The list of statements of support for the Korea Trade Agreement the White House sent out last night tells you a lot about what you need to know about the trade agreement. Among others on the list are Tom Donohue, whose laundering of foreign money into election coffers had a significant role in the shellacking Democrats took in November. Donohue thinks this deal is great:
This agreement will create thousands of new jobs, advance our national goal of doubling exports in five years, and demonstrate that America is once again ready to lead on trade. The administration has done its part. Now it’s time for the new Congress to make passage of KORUS a top priority in January. We will do everything in our power to round up the votes.
Then there’s John Engler, who for a while as head of the National Association of Manufacturers instituted a policy of refusing to meet with Democrats.
Then there’s the CEOs of credit card nation, Vikram Pandit and Jamie Dimon.
But to me, the most telling endorser of this agreement is Dick DeVos, the CEO of Amway and perennially one of the biggest single funders of the Republican Party. DeVos is thrilled because this will help Amway meet their growth targets.
Like most companies, we support a more competitive playing field. This new trade agreement allows Amway to continue meeting aggressive growth targets, and gives a much needed boost for all export business in Michigan.
So we’re going to push through this trade agreement so Dick DeVos can expand his pyramid scheme, get richer, and funnel that money into the Republican Party.
But then, I guess that’s what Pandit and Dimon have in mind, too.
From the Department of reading the wrong message in an election is this news, of Timmeh Geithner meeting with the Chamber of Commerce’s odious Thomas Donohue to talk about international issues (read: “let’s talk about other countries we can ship American jobs to”).

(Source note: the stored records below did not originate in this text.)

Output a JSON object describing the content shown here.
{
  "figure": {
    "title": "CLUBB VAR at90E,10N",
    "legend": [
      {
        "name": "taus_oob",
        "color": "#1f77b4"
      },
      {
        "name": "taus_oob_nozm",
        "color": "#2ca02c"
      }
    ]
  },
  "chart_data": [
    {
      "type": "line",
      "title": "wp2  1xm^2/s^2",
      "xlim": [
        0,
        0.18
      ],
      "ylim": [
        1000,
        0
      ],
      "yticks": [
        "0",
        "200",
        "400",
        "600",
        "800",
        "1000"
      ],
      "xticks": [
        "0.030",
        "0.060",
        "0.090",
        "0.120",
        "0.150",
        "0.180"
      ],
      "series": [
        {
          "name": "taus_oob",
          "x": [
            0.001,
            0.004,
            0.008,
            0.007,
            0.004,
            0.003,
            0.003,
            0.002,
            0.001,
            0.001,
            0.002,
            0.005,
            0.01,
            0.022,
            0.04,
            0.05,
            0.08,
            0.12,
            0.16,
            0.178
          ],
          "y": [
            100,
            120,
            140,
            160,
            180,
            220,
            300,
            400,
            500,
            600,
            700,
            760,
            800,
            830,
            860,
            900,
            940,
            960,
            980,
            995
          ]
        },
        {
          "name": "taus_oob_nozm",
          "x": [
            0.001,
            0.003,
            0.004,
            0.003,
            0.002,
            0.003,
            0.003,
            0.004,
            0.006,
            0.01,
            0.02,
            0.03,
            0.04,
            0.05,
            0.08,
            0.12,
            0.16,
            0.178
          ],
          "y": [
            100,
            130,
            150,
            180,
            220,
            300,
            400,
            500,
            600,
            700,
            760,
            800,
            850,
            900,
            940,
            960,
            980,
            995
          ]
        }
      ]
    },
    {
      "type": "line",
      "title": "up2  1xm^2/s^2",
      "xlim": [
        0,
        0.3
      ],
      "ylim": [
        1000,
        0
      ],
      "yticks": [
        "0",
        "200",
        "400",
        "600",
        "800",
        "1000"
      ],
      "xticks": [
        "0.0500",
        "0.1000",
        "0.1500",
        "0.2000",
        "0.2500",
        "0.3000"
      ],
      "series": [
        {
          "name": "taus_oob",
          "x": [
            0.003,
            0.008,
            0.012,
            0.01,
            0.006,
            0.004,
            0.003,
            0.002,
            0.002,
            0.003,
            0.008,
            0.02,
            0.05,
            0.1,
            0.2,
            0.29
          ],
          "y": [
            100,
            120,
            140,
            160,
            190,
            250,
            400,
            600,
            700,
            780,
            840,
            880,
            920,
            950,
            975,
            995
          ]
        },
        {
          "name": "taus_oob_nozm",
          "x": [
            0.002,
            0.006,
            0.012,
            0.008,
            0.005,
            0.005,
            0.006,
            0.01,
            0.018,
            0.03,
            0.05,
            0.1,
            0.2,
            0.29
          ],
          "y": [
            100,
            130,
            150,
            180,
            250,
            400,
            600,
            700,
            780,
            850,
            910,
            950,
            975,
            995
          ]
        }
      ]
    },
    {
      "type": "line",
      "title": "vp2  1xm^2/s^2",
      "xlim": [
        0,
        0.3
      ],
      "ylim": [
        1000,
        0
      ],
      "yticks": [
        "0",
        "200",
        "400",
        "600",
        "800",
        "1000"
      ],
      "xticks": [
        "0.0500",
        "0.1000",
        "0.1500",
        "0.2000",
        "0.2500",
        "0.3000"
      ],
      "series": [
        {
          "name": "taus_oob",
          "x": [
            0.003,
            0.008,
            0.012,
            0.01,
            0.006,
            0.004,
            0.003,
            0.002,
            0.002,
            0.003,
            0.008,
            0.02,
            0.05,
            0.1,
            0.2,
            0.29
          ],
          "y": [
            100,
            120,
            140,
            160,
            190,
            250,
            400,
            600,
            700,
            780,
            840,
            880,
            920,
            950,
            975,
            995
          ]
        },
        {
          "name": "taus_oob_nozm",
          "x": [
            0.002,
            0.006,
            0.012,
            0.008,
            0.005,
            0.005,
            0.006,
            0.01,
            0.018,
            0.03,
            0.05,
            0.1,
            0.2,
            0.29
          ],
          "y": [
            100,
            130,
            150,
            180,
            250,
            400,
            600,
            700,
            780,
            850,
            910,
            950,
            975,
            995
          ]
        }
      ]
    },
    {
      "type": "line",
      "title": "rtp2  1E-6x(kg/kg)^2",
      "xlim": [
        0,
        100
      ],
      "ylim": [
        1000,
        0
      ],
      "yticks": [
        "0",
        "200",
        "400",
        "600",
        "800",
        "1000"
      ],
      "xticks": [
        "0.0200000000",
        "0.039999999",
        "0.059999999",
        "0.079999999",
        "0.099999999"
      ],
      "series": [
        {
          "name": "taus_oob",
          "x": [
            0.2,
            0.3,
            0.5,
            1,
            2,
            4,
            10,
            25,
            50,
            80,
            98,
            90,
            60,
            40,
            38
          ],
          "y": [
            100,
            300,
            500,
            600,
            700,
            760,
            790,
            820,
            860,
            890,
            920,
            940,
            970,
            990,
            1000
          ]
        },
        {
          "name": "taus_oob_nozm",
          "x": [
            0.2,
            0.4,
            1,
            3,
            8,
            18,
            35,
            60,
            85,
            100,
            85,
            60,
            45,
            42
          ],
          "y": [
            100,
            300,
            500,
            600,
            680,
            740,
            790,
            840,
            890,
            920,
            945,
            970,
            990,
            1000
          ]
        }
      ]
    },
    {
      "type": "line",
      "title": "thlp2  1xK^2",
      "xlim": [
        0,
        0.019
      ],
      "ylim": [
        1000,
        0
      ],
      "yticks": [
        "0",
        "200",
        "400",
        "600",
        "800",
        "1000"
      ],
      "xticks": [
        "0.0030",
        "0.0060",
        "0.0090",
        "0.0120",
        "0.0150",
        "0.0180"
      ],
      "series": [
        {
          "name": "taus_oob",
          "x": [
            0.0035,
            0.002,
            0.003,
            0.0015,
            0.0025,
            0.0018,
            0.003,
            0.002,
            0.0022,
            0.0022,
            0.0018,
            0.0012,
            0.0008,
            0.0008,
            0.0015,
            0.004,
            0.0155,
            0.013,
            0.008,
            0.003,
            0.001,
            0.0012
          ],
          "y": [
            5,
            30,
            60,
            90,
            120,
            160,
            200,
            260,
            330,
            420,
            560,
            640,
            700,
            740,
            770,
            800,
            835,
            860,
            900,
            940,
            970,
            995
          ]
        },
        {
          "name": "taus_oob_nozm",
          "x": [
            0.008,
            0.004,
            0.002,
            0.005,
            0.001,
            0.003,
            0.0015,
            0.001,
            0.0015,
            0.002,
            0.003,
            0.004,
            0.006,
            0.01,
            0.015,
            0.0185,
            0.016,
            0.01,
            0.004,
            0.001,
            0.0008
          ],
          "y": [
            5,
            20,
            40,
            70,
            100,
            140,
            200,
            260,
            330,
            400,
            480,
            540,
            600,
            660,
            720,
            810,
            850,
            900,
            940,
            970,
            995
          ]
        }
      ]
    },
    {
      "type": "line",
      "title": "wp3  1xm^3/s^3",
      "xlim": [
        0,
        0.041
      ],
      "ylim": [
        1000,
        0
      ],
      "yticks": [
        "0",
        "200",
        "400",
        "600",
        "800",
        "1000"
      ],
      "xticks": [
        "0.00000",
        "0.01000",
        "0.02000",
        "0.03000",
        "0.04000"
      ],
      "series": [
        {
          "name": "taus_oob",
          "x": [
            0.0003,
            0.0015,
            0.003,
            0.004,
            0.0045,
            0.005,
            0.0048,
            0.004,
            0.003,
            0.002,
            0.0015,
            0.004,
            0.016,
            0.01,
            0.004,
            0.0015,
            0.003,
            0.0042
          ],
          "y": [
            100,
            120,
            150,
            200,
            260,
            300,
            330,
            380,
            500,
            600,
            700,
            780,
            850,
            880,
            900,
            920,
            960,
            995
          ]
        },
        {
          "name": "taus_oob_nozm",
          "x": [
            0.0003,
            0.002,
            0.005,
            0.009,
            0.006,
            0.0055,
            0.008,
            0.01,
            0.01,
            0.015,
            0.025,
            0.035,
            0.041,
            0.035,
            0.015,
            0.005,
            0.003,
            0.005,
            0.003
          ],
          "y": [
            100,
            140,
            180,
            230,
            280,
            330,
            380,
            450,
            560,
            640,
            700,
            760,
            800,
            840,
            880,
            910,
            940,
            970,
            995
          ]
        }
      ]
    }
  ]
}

But this week, the Treasury secretary, Timothy F. Geithner, met with the chief executive, Thomas J. Donohue, to discuss international economic issues. In his news conference on Wednesday, Mr. Obama came close to conceding the chamber’s main argument, that American businesses had concluded — wrongly, in Mr. Obama’s view — that his policies were antibusiness.
“I think business took the message that, well, gosh, it seems like we may be always painted as the bad guy,” Mr. Obama told reporters. He acknowledged that a relationship with the business community had not been “managed by me as well as it needed to be.”
“I’ve got to take responsibility in terms of making sure that I make clear to the business community as well as to the country that the most important thing we can do is to boost and encourage our business sector, and make sure that they’re hiring,” Mr. Obama said. “We do have specific plans in terms of how we can structure that outreach.”
The outreach includes the meeting this week between Mr. Geithner and Mr. Donohue, according to an administration official briefed on the discussions. The pair talked about the president’s coming Asia trip, including issues relating to the Group of 20 economic meeting, China and South Korea, said the official, who spoke on the condition of anonymity to discuss the private meeting.
Now, on its face, this is about Obama’s renewed push to sign a Free Trade agreement with South Korea, a country with no intention of engaging in Fair Trade with us.
But the Administration appears to want it to symbolize something larger–outreach to the people who have to start creating jobs to get our economy running again.
There’s a problem with that.
First of all, there’s the problem of the national Chamber’s increasing irrelevance to real American businesses. Individual companies are finding the Chamber’s willful ignorance to be detrimental to their business interests and general grounding in reality. Local Chambers are making an explicit point of distinguishing themselves from the national Chamber. And it’s not really clear whether the US Chamber of Commerce represents American companies more generally, or rather foreign business.
So at a time when both local Chambers of Commerce and individual corporations are signaling the national Chamber does not represent their interests, then why choose the Chamber as target for outreach? Why not reach out to those splintering from the Chamber’s explicitly anti-Democratic stance?
Furthermore, the companies whose interests the Chamber largely did boost this election have no interest in hiring. With money so cheap (thanks Helicopter Ben), they’re better off just playing more financial games than actually making something someone wants to buy.
Sure, Obama needs to listen to businesses to learn a little something about what will keep or create jobs in this country. But talking to Thomas Donohue about how to ship jobs away is not the way to do that.